Rationalisation of oil-related taxes however involves much more than a reduction in excise duties and sales taxes. We must differentiate among various classes and categories of oil consumers. Oil consumed by public transport systems and for meeting the energy requirements of agriculture must be treated separately from the oil consumed by the urban elite and affluent sections with a higher capacity to pay. Of late, there has been a massive expansion of the corporate, bureaucratic and elitist fleet of luxury vehicles. If we have to import more oil to meet the consumption requirement of these sections, the burden must be fixed squarely on such rich and reckless consumers and not transferred to the urban and rural poor who are currently being forced to bear the biggest brunt of price hikes. The tax structure must be redesigned and reoriented in favour of public transport and mass consumption and heavier duties must be imposed on luxury private transport and travel facilities. The UPA's latest budget has, by contrast, cheapened foreign cars.

Currently, we depend a lot on imports to meet our oil requirement. What is the government doing to increase oil production within the country? The policies of liberalisation and privatisation have provided private players like the Ambanis with a bigger control over India 's oil economy. In some cases, foreign companies with no proven expertise are also being preferred to the public sector ONGC or Hindustan Petroleum. This policy direction is detrimental to the interests and development of our oil economy and it must be reversed to lay the emphasis back on exploration and development of new domestic sources of oil. There is also the overall question of our entire energy economy – the question of developing other sources of energy and attainment of self-reliance on the energy front.
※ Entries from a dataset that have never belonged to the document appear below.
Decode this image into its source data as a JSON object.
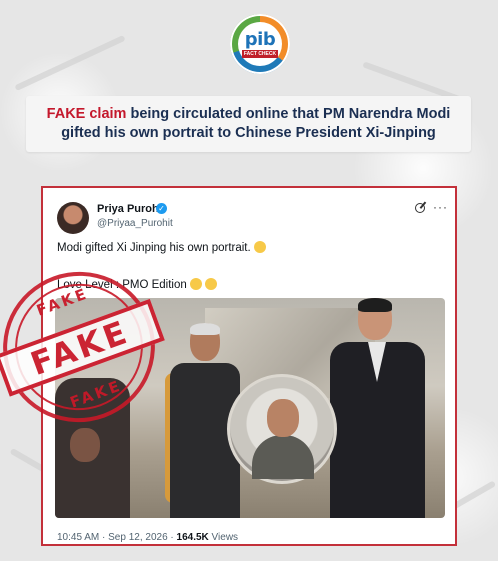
{
  "logo": {
    "text": "pib",
    "sub": "FACT CHECK"
  },
  "headline": {
    "fake_word": "FAKE claim",
    "line1_rest": " being circulated online that PM Narendra Modi",
    "line2": "gifted his own portrait to Chinese President Xi-Jinping"
  },
  "tweet": {
    "author_name": "Priya Purohit",
    "author_handle": "@Priyaa_Purohit",
    "text_line1": "Modi gifted Xi Jinping his own portrait.",
    "text_line2": "Love Level : PMO Edition",
    "timestamp": "10:45 AM · Sep 12, 2026 · ",
    "views_count": "164.5K",
    "views_label": " Views",
    "icons": [
      "verified-badge-icon",
      "grok-icon",
      "more-options-icon"
    ]
  },
  "stamp": {
    "top": "FAKE",
    "center": "FAKE",
    "bottom": "FAKE",
    "color": "#c81828"
  },
  "colors": {
    "fake_red": "#c4182c",
    "headline_navy": "#1b2f52",
    "card_border": "#c3303a"
  }
}
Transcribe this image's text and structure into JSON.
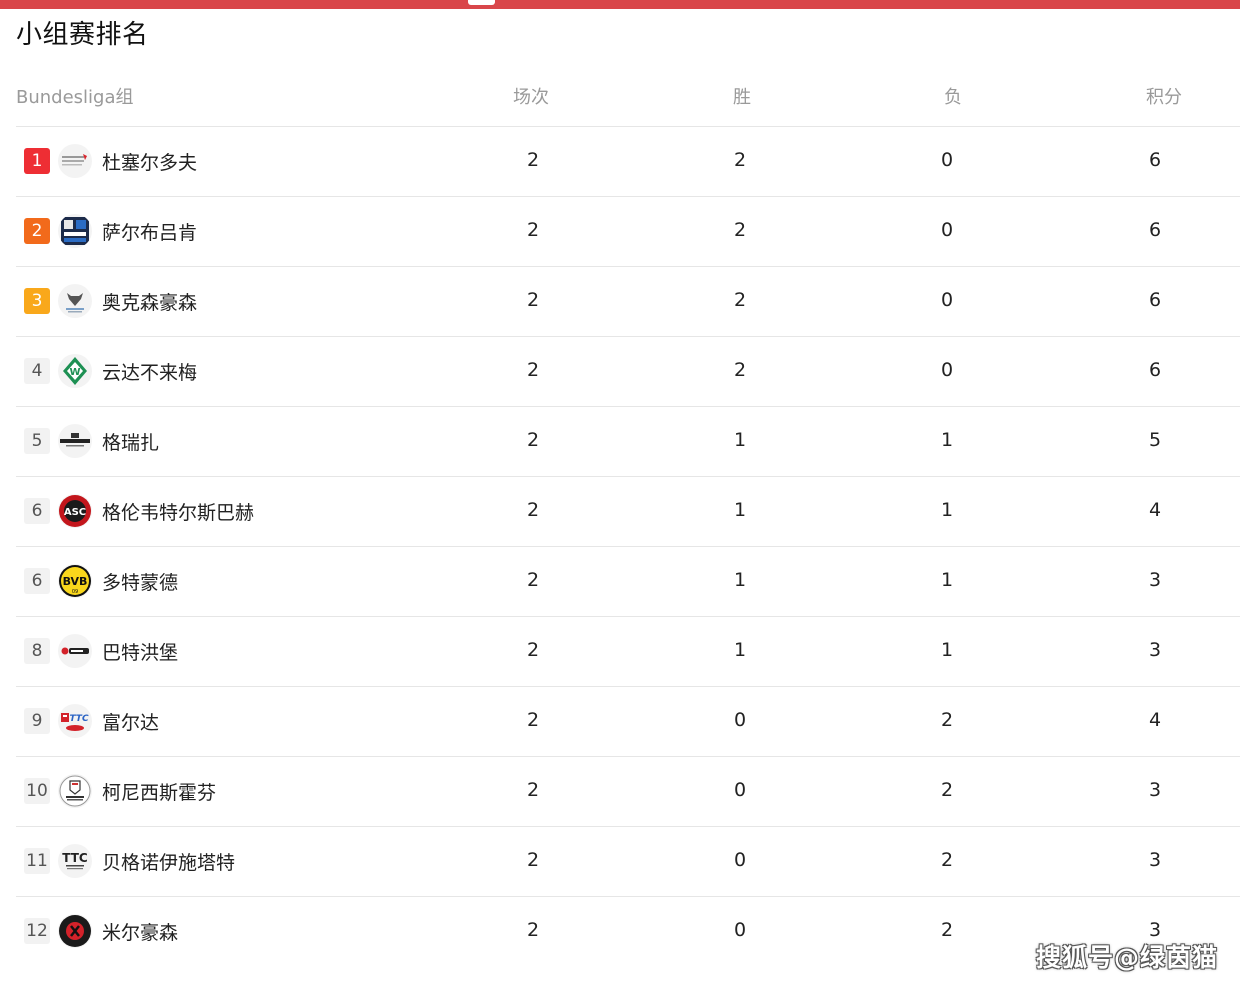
{
  "page_title": "小组赛排名",
  "table": {
    "group_label": "Bundesliga组",
    "columns": [
      "场次",
      "胜",
      "负",
      "积分"
    ],
    "rows": [
      {
        "rank": "1",
        "team": "杜塞尔多夫",
        "played": "2",
        "won": "2",
        "lost": "0",
        "points": "6",
        "logo": "borussia-duesseldorf-logo"
      },
      {
        "rank": "2",
        "team": "萨尔布吕肯",
        "played": "2",
        "won": "2",
        "lost": "0",
        "points": "6",
        "logo": "saarbruecken-logo"
      },
      {
        "rank": "3",
        "team": "奥克森豪森",
        "played": "2",
        "won": "2",
        "lost": "0",
        "points": "6",
        "logo": "ochsenhausen-logo"
      },
      {
        "rank": "4",
        "team": "云达不来梅",
        "played": "2",
        "won": "2",
        "lost": "0",
        "points": "6",
        "logo": "werder-bremen-logo"
      },
      {
        "rank": "5",
        "team": "格瑞扎",
        "played": "2",
        "won": "1",
        "lost": "1",
        "points": "5",
        "logo": "grenzau-logo"
      },
      {
        "rank": "6",
        "team": "格伦韦特尔斯巴赫",
        "played": "2",
        "won": "1",
        "lost": "1",
        "points": "4",
        "logo": "grunwettersbach-logo"
      },
      {
        "rank": "6",
        "team": "多特蒙德",
        "played": "2",
        "won": "1",
        "lost": "1",
        "points": "3",
        "logo": "bvb-logo"
      },
      {
        "rank": "8",
        "team": "巴特洪堡",
        "played": "2",
        "won": "1",
        "lost": "1",
        "points": "3",
        "logo": "bad-homburg-logo"
      },
      {
        "rank": "9",
        "team": "富尔达",
        "played": "2",
        "won": "0",
        "lost": "2",
        "points": "4",
        "logo": "fulda-logo"
      },
      {
        "rank": "10",
        "team": "柯尼西斯霍芬",
        "played": "2",
        "won": "0",
        "lost": "2",
        "points": "3",
        "logo": "koenigshofen-logo"
      },
      {
        "rank": "11",
        "team": "贝格诺伊施塔特",
        "played": "2",
        "won": "0",
        "lost": "2",
        "points": "3",
        "logo": "bergneustadt-logo"
      },
      {
        "rank": "12",
        "team": "米尔豪森",
        "played": "2",
        "won": "0",
        "lost": "2",
        "points": "3",
        "logo": "muehlhausen-logo"
      }
    ]
  },
  "watermark": "搜狐号@绿茵猫",
  "colors": {
    "top_bar": "#d9464a",
    "rank1": "#ee2e34",
    "rank2": "#f26a1b",
    "rank3": "#f9a81b"
  }
}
The UPA government is increasingly subordinating this crucial question to its framework of strategic partnership with the US and this is jeopardising India 's independence and vital interests in this crucial sphere.

Behind the current spurt in oil prices and volatility in the international oil economy lies the US war of invasion and occupation of Iraq . The war on Iraq is again only a part of a larger oil war, a relentless and vicious imperialist campaign for establishing American control over the global oil and energy economy. After Afghanistan and Iraq , the US policy has already turned against countries like Iran and Venezuela . Instead of opposing this oil war and strengthening India 's ties of cooperation with oil-producing countries facing the US-led assault, the UPA government has adopted a policy of closer collaboration with the US . India 's domestic energy preferences are also being openly dictated by the US . There is now a greater dependence than ever before on nuclear imports from the US . India is also under pressure to abandon the Iran-Pakistan gas pipeline for a US-controlled ‘alternative' pipeline involving Turkmenistan , Afganistan , Pakistan and India . The UPA's pro-US policies are thus clearly making India increasingly vulnerable to American global designs and the US-inspired instability and volatility in the international oil and energy.

We must therefore demand a rollback not just of the latest hikes in petrol and diesel prices but of the entire policy package which is ruining our lives and livelihood, our energy economy and other vital national interests.